Taken together, these considerations mean that larger breath-holding divers can exploit deeper waters and search for food more efficiently. However, these selection pressures do not act on fish size. The effect of size on swimming speed is less drastic in modern-day turtles, probably because their ectothermic metabolism constrains swimming speed. Thus the prediction is that ectothermic breath- holding divers should still face selection for large size, but that this selection will not be as strong as in endotherms such as whales. In agreement with this prediction, the largest extinct marine reptiles were larger than any fish, but not as large as the biggest whales.

This is a thought-provoking study1, and there are clear ways in which it could be built upon. Further data on diving ectotherms would be helpful, along with development of the theory to give quantitative predictions for the influence of metabolism. Particularly valuable data would be those that allowed assessment of variation in both resting metabolic rate and dive speed in a given species of turtle across waters of different temperatures (and thus functioning across a range of metabolic rates).

Perhaps the least satisfying aspect of the current theory is that it cannot explain the trend in the empirical data for avian divers to swim faster than mammals of the same mass. Watanabe et al.1 suggest that their assumption that metabolism does not increase to cope with thermoregulation in water may be more valid for mammals than birds. Expansion of the species available for the comparative analyses would help in evaluating such theories: the largest bird considered was the 25-kg Emperor penguin (Aptenodytes forsteri) and the smallest mammal was the 33-kg Antarctic fur seal (Arctocephalus gazella). Measurements of small diving mammals, such as otters, might be particularly instructive for comparison with those of same-sized birds.

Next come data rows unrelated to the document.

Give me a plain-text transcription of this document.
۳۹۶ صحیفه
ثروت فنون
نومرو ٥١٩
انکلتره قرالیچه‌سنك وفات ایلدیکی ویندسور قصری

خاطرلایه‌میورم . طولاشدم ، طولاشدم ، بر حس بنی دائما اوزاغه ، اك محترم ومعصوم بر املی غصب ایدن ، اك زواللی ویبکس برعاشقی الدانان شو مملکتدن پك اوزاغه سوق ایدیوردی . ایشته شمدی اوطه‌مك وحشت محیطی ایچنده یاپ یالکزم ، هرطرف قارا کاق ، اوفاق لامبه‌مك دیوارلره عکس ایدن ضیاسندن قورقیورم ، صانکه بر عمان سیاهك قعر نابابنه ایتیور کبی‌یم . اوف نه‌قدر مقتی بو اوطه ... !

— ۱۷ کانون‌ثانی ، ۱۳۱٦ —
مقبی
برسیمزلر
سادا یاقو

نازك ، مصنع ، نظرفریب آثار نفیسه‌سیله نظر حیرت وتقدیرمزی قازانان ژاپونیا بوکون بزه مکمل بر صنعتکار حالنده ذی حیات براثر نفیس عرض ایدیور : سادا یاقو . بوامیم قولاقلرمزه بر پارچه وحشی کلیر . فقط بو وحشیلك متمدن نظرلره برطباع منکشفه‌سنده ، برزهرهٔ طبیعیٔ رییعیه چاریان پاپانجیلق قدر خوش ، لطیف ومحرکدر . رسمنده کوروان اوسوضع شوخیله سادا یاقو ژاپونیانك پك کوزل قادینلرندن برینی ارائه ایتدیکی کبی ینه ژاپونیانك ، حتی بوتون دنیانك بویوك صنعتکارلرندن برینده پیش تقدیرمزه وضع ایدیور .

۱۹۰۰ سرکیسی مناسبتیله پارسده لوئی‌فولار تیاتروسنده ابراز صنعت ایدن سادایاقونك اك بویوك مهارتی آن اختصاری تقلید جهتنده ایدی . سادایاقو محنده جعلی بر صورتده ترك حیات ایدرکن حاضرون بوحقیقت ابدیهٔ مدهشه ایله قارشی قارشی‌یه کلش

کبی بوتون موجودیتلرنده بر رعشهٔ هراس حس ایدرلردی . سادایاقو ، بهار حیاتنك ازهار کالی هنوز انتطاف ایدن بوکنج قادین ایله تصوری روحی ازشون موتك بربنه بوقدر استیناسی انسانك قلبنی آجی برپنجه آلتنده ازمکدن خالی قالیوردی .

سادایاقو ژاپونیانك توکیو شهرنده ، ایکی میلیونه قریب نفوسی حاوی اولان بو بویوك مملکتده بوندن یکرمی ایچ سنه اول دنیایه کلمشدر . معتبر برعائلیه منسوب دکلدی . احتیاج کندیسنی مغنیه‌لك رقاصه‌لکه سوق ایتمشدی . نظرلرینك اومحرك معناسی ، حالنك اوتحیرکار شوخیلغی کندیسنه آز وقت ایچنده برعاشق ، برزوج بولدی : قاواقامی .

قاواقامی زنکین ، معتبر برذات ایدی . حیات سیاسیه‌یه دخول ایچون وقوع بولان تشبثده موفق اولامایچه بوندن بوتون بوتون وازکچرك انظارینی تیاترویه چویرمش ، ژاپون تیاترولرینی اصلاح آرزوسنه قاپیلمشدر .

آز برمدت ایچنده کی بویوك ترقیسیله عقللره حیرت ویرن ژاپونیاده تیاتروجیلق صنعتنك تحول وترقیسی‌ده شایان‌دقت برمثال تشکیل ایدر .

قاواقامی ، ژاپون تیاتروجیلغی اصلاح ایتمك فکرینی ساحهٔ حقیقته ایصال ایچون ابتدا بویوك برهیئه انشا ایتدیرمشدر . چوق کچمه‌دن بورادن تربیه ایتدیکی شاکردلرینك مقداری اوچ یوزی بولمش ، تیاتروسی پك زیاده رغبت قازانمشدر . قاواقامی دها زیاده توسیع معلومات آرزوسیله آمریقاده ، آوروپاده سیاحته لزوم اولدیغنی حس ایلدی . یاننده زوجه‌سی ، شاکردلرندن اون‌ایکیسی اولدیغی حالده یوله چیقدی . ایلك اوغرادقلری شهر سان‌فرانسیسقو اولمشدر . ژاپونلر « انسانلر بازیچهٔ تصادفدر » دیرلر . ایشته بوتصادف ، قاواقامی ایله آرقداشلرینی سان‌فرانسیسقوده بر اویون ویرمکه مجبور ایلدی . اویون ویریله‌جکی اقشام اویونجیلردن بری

A final puzzle is why gigantic species have not evolved in two groups of extant vertebrate divers (birds and turtles). Perhaps the difference between these and the other vertebrate divers is that birds and turtles must return to land to reproduce, and it is this phase of their existence (in which they lack the buoyancy of water to support much of their weight) that limits their sizes.

Clearly, diving animals still pose many fascinating questions. As Watanabe et al.1 show, however, modern data-collection technologies, combined with biomechanical modelling and comparative approaches, can bring the answers closer to our reach.